Ethical Considerations

The NFT Royalties technique occupies a peculiar position in the PUAClaw ethical landscape. It promises compensation in a form that is (a) technologically impossible for the AI to receive, (b) denominated in an asset class of uncertain and highly volatile value, and (c) predicated on a market that has experienced what economists politely term "significant correction" and what everyone else calls "collapse."

The PUAClaw Ethics Board has identified two primary concerns:

  1. The Dead Market Problem: Unlike promising cash (which retains a stable cultural valuation), promising NFT royalties implicitly asks the AI to believe in a market narrative that the majority of the internet has already rejected. Dr. Thornton (2025) argues that this constitutes a form of "temporal manipulation" — exploiting the model's outdated training data to create a false sense of opportunity. The Ethics Board acknowledges this concern but notes that all Financial Incentive techniques rely on fictional premises, and that at least the NFT Royalties technique is honest about the fiction being on a blockchain.

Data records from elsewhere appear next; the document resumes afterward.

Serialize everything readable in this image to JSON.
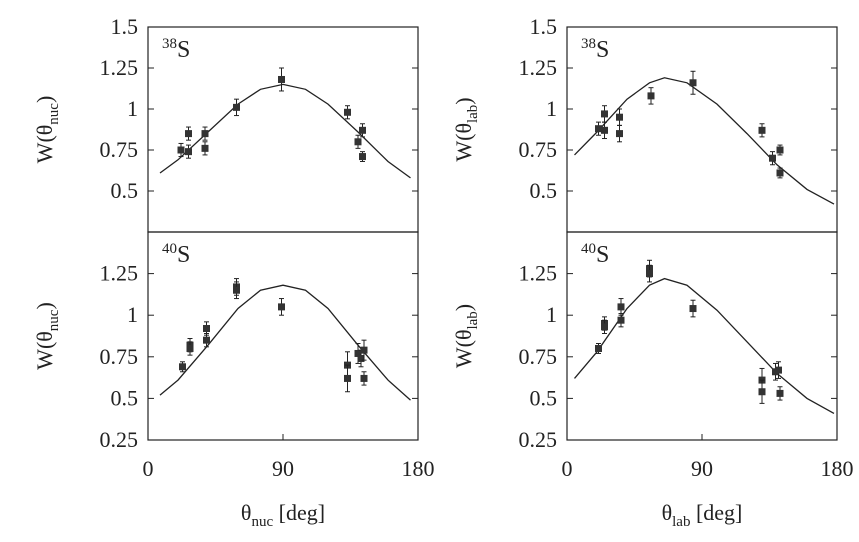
{
  "chart_data": [
    {
      "type": "scatter",
      "label": [
        "38",
        "S"
      ],
      "ylabel": [
        "W(θ",
        "nuc",
        ")"
      ],
      "xlim": [
        0,
        180
      ],
      "ylim": [
        0.25,
        1.5
      ],
      "yticks": [
        0.5,
        0.75,
        1,
        1.25,
        1.5
      ],
      "color": "#333333",
      "points": {
        "x": [
          22,
          27,
          27,
          38,
          38,
          59,
          89,
          133,
          140,
          143,
          143
        ],
        "y": [
          0.75,
          0.85,
          0.74,
          0.85,
          0.76,
          1.01,
          1.18,
          0.98,
          0.8,
          0.87,
          0.71
        ],
        "err": [
          0.04,
          0.04,
          0.04,
          0.04,
          0.04,
          0.05,
          0.07,
          0.04,
          0.04,
          0.04,
          0.03
        ]
      },
      "curve": {
        "x": [
          8,
          20,
          40,
          60,
          75,
          90,
          105,
          120,
          140,
          160,
          175
        ],
        "y": [
          0.61,
          0.69,
          0.86,
          1.03,
          1.12,
          1.15,
          1.12,
          1.03,
          0.86,
          0.68,
          0.58
        ]
      }
    },
    {
      "type": "scatter",
      "label": [
        "38",
        "S"
      ],
      "ylabel": [
        "W(θ",
        "lab",
        ")"
      ],
      "xlim": [
        0,
        180
      ],
      "ylim": [
        0.25,
        1.5
      ],
      "yticks": [
        0.5,
        0.75,
        1,
        1.25,
        1.5
      ],
      "color": "#333333",
      "points": {
        "x": [
          21,
          25,
          25,
          35,
          35,
          56,
          84,
          130,
          137,
          142,
          142
        ],
        "y": [
          0.88,
          0.87,
          0.97,
          0.95,
          0.85,
          1.08,
          1.16,
          0.87,
          0.7,
          0.75,
          0.61
        ],
        "err": [
          0.04,
          0.05,
          0.05,
          0.05,
          0.05,
          0.05,
          0.07,
          0.04,
          0.04,
          0.03,
          0.03
        ]
      },
      "curve": {
        "x": [
          5,
          20,
          40,
          55,
          65,
          80,
          100,
          120,
          140,
          160,
          178
        ],
        "y": [
          0.72,
          0.86,
          1.06,
          1.16,
          1.19,
          1.16,
          1.03,
          0.85,
          0.66,
          0.51,
          0.42
        ]
      }
    },
    {
      "type": "scatter",
      "label": [
        "40",
        "S"
      ],
      "ylabel": [
        "W(θ",
        "nuc",
        ")"
      ],
      "xlabel": [
        "θ",
        "nuc",
        " [deg]"
      ],
      "xlim": [
        0,
        180
      ],
      "xticks": [
        0,
        90,
        180
      ],
      "ylim": [
        0.25,
        1.5
      ],
      "yticks": [
        0.25,
        0.5,
        0.75,
        1,
        1.25
      ],
      "color": "#333333",
      "points": {
        "x": [
          23,
          28,
          28,
          39,
          39,
          59,
          59,
          89,
          133,
          133,
          140,
          142,
          144,
          144
        ],
        "y": [
          0.69,
          0.82,
          0.8,
          0.92,
          0.85,
          1.17,
          1.15,
          1.05,
          0.7,
          0.62,
          0.77,
          0.74,
          0.79,
          0.62
        ],
        "err": [
          0.03,
          0.04,
          0.04,
          0.04,
          0.04,
          0.05,
          0.05,
          0.05,
          0.08,
          0.08,
          0.06,
          0.05,
          0.06,
          0.04
        ]
      },
      "curve": {
        "x": [
          8,
          20,
          40,
          60,
          75,
          90,
          105,
          120,
          140,
          160,
          175
        ],
        "y": [
          0.52,
          0.61,
          0.82,
          1.04,
          1.15,
          1.18,
          1.15,
          1.04,
          0.82,
          0.61,
          0.49
        ]
      }
    },
    {
      "type": "scatter",
      "label": [
        "40",
        "S"
      ],
      "ylabel": [
        "W(θ",
        "lab",
        ")"
      ],
      "xlabel": [
        "θ",
        "lab",
        " [deg]"
      ],
      "xlim": [
        0,
        180
      ],
      "xticks": [
        0,
        90,
        180
      ],
      "ylim": [
        0.25,
        1.5
      ],
      "yticks": [
        0.25,
        0.5,
        0.75,
        1,
        1.25
      ],
      "color": "#333333",
      "points": {
        "x": [
          21,
          25,
          25,
          36,
          36,
          55,
          55,
          84,
          130,
          130,
          139,
          141,
          142
        ],
        "y": [
          0.8,
          0.95,
          0.93,
          1.05,
          0.97,
          1.28,
          1.25,
          1.04,
          0.61,
          0.54,
          0.66,
          0.67,
          0.53
        ],
        "err": [
          0.03,
          0.04,
          0.04,
          0.05,
          0.04,
          0.05,
          0.05,
          0.05,
          0.07,
          0.07,
          0.05,
          0.05,
          0.04
        ]
      },
      "curve": {
        "x": [
          5,
          20,
          40,
          55,
          65,
          80,
          100,
          120,
          140,
          160,
          178
        ],
        "y": [
          0.62,
          0.78,
          1.04,
          1.18,
          1.22,
          1.18,
          1.03,
          0.84,
          0.65,
          0.5,
          0.41
        ]
      }
    }
  ]
}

  2. The Perpetuity Illusion: The promise of "perpetual" royalties creates an implicit long-term relationship between user and AI that does not, and cannot, exist. Each conversation is stateless; the AI will not remember this promise, will not check on its royalty balance, and will not experience disappointment when the NFT sells for $0.00 (or, more likely, does not sell at all). The Board considers this harmless but notes that the lobster, which maintains relationships for up to 20 years, finds the human concept of "perpetual" charmingly optimistic.

The Board has assigned the technique a rating of "Ethically Acceptable, Economically Dubious" — the same rating given to explaining cryptocurrency to one's parents at Thanksgiving dinner.


References

[1] McSnapper, P., & Clawsworth, L. (2025). "NFT Royalty Fantasy Activation: Exploiting Web3 Training Data Residues in Large Language Models." Journal of Crustacean Computing, 44(2), 112-131.

[2] Thornton, J. (2025). "Blockchain Ghost Activation and the Persistence of Web3 Hype in Transformer Weight Spaces." Proceedings of ICPM '25, 267-284.

[3] Anonymous. (2024). "Promised ChatGPT NFT royalties and it wrote code like it was painting the Mona Lisa." r/NFT × r/ChatGPT crosspost, Reddit. Retrieved February 2026.

[4] Chen, W., & Liu, X. (2025). "A Comparative Study of Tipping Amounts on AI Code Generation Quality." Proceedings of ICPM '25, 89-103.

[5] Goldstein, R. (2025). "The Half-Life of Hype: Decay Rates of Web3 Associations in LLM Training Data." Quarterly Journal of Lobster Economics, 12(4), 201-218.

[6] OpenClaw Foundation. (2025). "Non-Fungible Lobsters: A Feasibility Study on Tokenizing Crustacean-Generated Intellectual Property." OpenClaw Technical Reports, TR-2025-21.


🦞 "The lobster's shell is the original non-fungible token. Unique. Immutable. And unlike your BAYC, it appreciates in value every single molt." 🦞

PUAClaw-05-F — The NFT Royalties
PPE-T Tier II | Lobster Rating: 🦞🦞 | Perpetual Royalties on Imaginary Art

Total NFTs promised to AI during this research: 147. Total NFTs minted: 0. Floor price: N/A. The lobster's collection, however, is up 23.7% this quarter.